Foi ela que assumiu a defesa de Paulo Roberto Costa, quando este decidiu transformar-se em delator e negociar uma pena branda em troca de um dedo duro, numa guinada que deu uma nova dimensão à Operação. A advogada negociou mais oito depoimentos, sempre na mesma linha. Catta Preta advoga para o prolongado corrupto Pedro Barusco e também para Augusto Ribeiro de Mendonça, que deu um testemunho detalhado usado para incriminar João Vaccari Neto.

Nos últimos dias, um de seus clientes, Julio Camargo, deu um novo depoimento sobre a Lava Jato e, desta vez, incriminou o presidente da Câmara, Eduardo Cunha, num pedido de propina de US$ 5 milhões. Dez meses atrás, em outro depoimento, ele não havia tocado no assunto. O próprio Cunha diz que Julio Camargo foi forçado a mentir pelo PGR Rodrigo Janot.

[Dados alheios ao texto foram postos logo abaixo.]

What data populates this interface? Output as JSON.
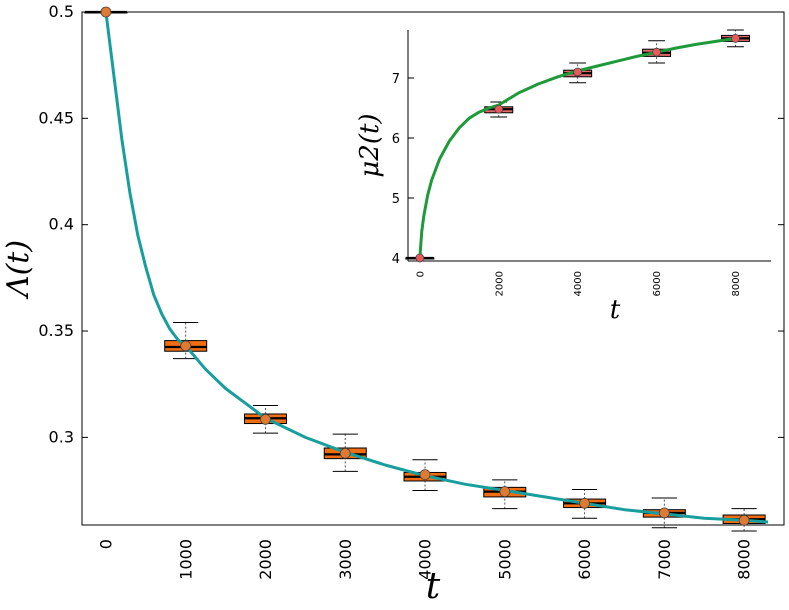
{
  "chart_data": [
    {
      "type": "box",
      "xlabel": "t",
      "ylabel": "Λ(t)",
      "xlim": [
        -300,
        8500
      ],
      "ylim": [
        0.2588,
        0.5
      ],
      "x_ticks": [
        "0",
        "1000",
        "2000",
        "3000",
        "4000",
        "5000",
        "6000",
        "7000",
        "8000"
      ],
      "y_ticks": [
        "0.3",
        "0.35",
        "0.4",
        "0.45",
        "0.5"
      ],
      "colors": {
        "curve": "#199e9e",
        "box": "#f06d12",
        "marker": "#e07a30"
      },
      "curve": {
        "x": [
          0,
          100,
          200,
          300,
          400,
          500,
          600,
          700,
          800,
          900,
          1000,
          1250,
          1500,
          1750,
          2000,
          2500,
          3000,
          3500,
          4000,
          4500,
          5000,
          5500,
          6000,
          6500,
          7000,
          7500,
          8000,
          8300
        ],
        "y": [
          0.5,
          0.47,
          0.44,
          0.415,
          0.395,
          0.38,
          0.367,
          0.358,
          0.351,
          0.346,
          0.343,
          0.332,
          0.323,
          0.316,
          0.309,
          0.3,
          0.293,
          0.287,
          0.282,
          0.278,
          0.275,
          0.272,
          0.269,
          0.266,
          0.264,
          0.262,
          0.261,
          0.2602
        ]
      },
      "boxes": [
        {
          "x": 0,
          "whisker_low": 0.5,
          "q1": 0.5,
          "median": 0.5,
          "q3": 0.5,
          "whisker_high": 0.5,
          "mean": 0.5
        },
        {
          "x": 1000,
          "whisker_low": 0.337,
          "q1": 0.3405,
          "median": 0.3425,
          "q3": 0.3455,
          "whisker_high": 0.354,
          "mean": 0.343
        },
        {
          "x": 2000,
          "whisker_low": 0.302,
          "q1": 0.3065,
          "median": 0.309,
          "q3": 0.311,
          "whisker_high": 0.315,
          "mean": 0.3085
        },
        {
          "x": 3000,
          "whisker_low": 0.284,
          "q1": 0.29,
          "median": 0.292,
          "q3": 0.295,
          "whisker_high": 0.3015,
          "mean": 0.2925
        },
        {
          "x": 4000,
          "whisker_low": 0.275,
          "q1": 0.2795,
          "median": 0.2815,
          "q3": 0.2835,
          "whisker_high": 0.2895,
          "mean": 0.2825
        },
        {
          "x": 5000,
          "whisker_low": 0.2665,
          "q1": 0.272,
          "median": 0.2745,
          "q3": 0.2765,
          "whisker_high": 0.28,
          "mean": 0.2745
        },
        {
          "x": 6000,
          "whisker_low": 0.262,
          "q1": 0.267,
          "median": 0.269,
          "q3": 0.271,
          "whisker_high": 0.2755,
          "mean": 0.269
        },
        {
          "x": 7000,
          "whisker_low": 0.2575,
          "q1": 0.2625,
          "median": 0.2645,
          "q3": 0.266,
          "whisker_high": 0.2715,
          "mean": 0.2645
        },
        {
          "x": 8000,
          "whisker_low": 0.256,
          "q1": 0.2595,
          "median": 0.2615,
          "q3": 0.2635,
          "whisker_high": 0.2665,
          "mean": 0.261
        }
      ]
    },
    {
      "type": "box",
      "xlabel": "t",
      "ylabel": "μ2(t)",
      "xlim": [
        -300,
        8900
      ],
      "ylim": [
        3.95,
        7.8
      ],
      "x_ticks": [
        "0",
        "2000",
        "4000",
        "6000",
        "8000"
      ],
      "y_ticks": [
        "4",
        "5",
        "6",
        "7"
      ],
      "colors": {
        "curve": "#1f9a3a",
        "box": "#e0676b",
        "marker": "#e85a5a"
      },
      "curve": {
        "x": [
          0,
          50,
          100,
          200,
          300,
          500,
          750,
          1000,
          1250,
          1500,
          1750,
          2000,
          2500,
          3000,
          3500,
          4000,
          4500,
          5000,
          5500,
          6000,
          6500,
          7000,
          7500,
          8000
        ],
        "y": [
          4.0,
          4.45,
          4.7,
          5.05,
          5.3,
          5.65,
          5.95,
          6.17,
          6.33,
          6.43,
          6.5,
          6.55,
          6.75,
          6.9,
          7.02,
          7.12,
          7.2,
          7.28,
          7.36,
          7.43,
          7.5,
          7.56,
          7.61,
          7.66
        ]
      },
      "boxes": [
        {
          "x": 0,
          "whisker_low": 4.0,
          "q1": 4.0,
          "median": 4.0,
          "q3": 4.0,
          "whisker_high": 4.0,
          "mean": 4.0
        },
        {
          "x": 2000,
          "whisker_low": 6.35,
          "q1": 6.42,
          "median": 6.48,
          "q3": 6.52,
          "whisker_high": 6.6,
          "mean": 6.48
        },
        {
          "x": 4000,
          "whisker_low": 6.92,
          "q1": 7.02,
          "median": 7.08,
          "q3": 7.13,
          "whisker_high": 7.25,
          "mean": 7.1
        },
        {
          "x": 6000,
          "whisker_low": 7.25,
          "q1": 7.36,
          "median": 7.42,
          "q3": 7.48,
          "whisker_high": 7.62,
          "mean": 7.43
        },
        {
          "x": 8000,
          "whisker_low": 7.52,
          "q1": 7.61,
          "median": 7.66,
          "q3": 7.71,
          "whisker_high": 7.8,
          "mean": 7.66
        }
      ]
    }
  ]
}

O advogado Nelio Machado, criminalista experiente e respeitado do Rio de Janeiro, que advoga para o lobista Fernando Soares, o Fernando Baiano, envolvido no depoimento de Julio Camargo, observa que “uma mudança de depoimento é muito estranha.”

Há outras coisas estranhas. Dividindo a maioria das delações premiadas com Figueiredo Basto, advogado do doleiro Alberto Youssef, o desempenho de Beatriz Catta Preta sempre chamou a atenção pela quantidade de clientes que foi capaz de defender. A delação premiada é um instrumento que, mesmo reconhecido pela legislação, não deixa de provocar críticas de vários juristas respeitados a começar pela credibilidade de uma pessoa encarcerada.  

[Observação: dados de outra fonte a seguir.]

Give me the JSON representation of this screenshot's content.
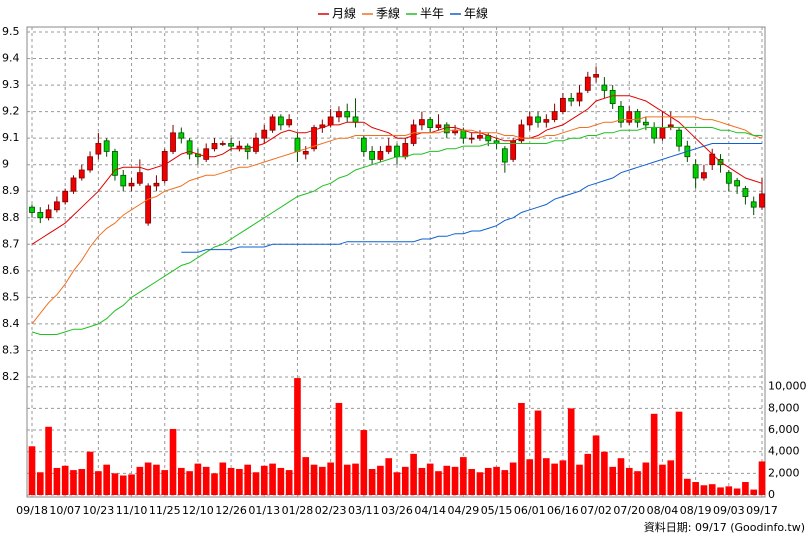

Já a atuação de uma só advogada na preparação de nove depoimentos, de nove encarcerados, coloca perguntas ainda mais sérias. 

O próprio Nelio Machado questiona: “vamos raciocinar em tese. O princípio da delação é que um réu deixa de se defender e passar a acusar. Se você tem um único advogado para defender tantos clientes, o risco de um conflito de interesses é evidente. A acusação de um sempre irá esbarrar na defesa de outro. Como é que um mesmo advogado irá atuar para defender as duas partes? Não consigo imaginar”, diz Nelio Machado, adversário doutrinário das delações.

Aquilo que na vida das pessoas comuns se chama conflito de interesses, no mundo dos advogados é classificado como “patrocínio infiel.” Se um advogado defende dois clientes num mesmo caso, pode ser enquadrado num crime que prevê pena de seis meses a três anos de prisão, mais multa.

Para entender melhor a situação, é possível dar um exemplo inocente. Toda pessoa que, na infância, participou de um brinquedo chamado “telefone sem fio” sabe o que acontece com uma frase retransmitida por nove bocas e ouvidos diferentes. Entre crianças, é muito divertido perceber como as palavras mudam de sentido. Todos riem e continuam se divertindo.

Entre adultos, as coisas não são tão divertidas assim, ainda mais quando se trata de pessoas acusadas de um crime, sob o risco de pagar multas pesadas e enfrentar uma longa temporada no cárcere. Neste caso, o jogo só dá certo quando se encontra uma narrativa neste telefone sem fio que seja do interesse de todos e também possa fazer sentido para a Justiça.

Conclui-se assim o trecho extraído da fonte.